Emerging technologies that employ quantum physics offer fundamental enhancements in information processing tasks, including sensing, communications, and computing. Various quantum technologies have been demonstrated in the lab illustrating these enhancements. Many of these technologies require specialized infrastructure, limiting their use cases in real-world environments. In this talk, we present the quantum phased array, which generalizes the operating principles of phased arrays and wavefront engineering to quantum fields, and report the first quantum phased array technology. An integrated photonic-electronic system is used to manipulate free-space quantum information to establish reconfigurable wireless quantum links in a standalone, compact form factor.

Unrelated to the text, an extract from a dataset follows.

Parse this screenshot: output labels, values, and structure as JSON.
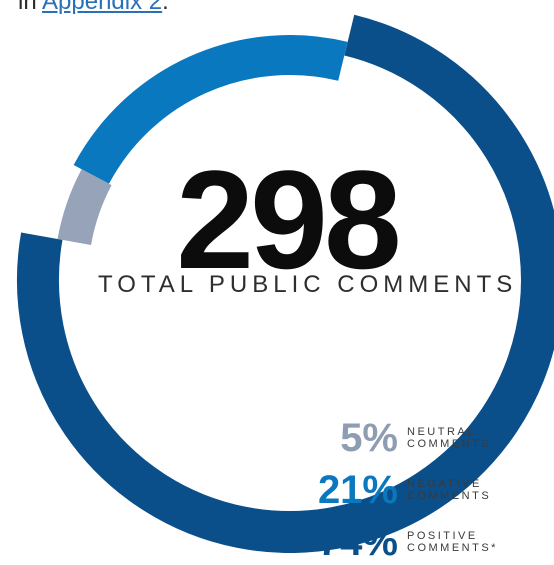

Such a robust, scalable, and integrated platform with free-space connectivity can enable broad deployment of quantum technologies, expanding their use cases to real-world applications. We report the first, to our knowledge, free-space-to-chip interface for quantum links, enabled by a metamaterial antenna aperture with more than 500,000 sub-wavelength engineered nanophotonic elements and a 32-channel array of quantum coherent receivers. With our platform, we demonstrate 32-pixel imaging of squeezed light for quantum sensing, reconfigurable free-space links for quantum communications, and proof-of-concept entanglement generation for measurement-based quantum computing. This approach offers targeted, real-time, dynamically-adjustable free-space capabilities to integrated quantum systems that can enable wireless quantum technologies.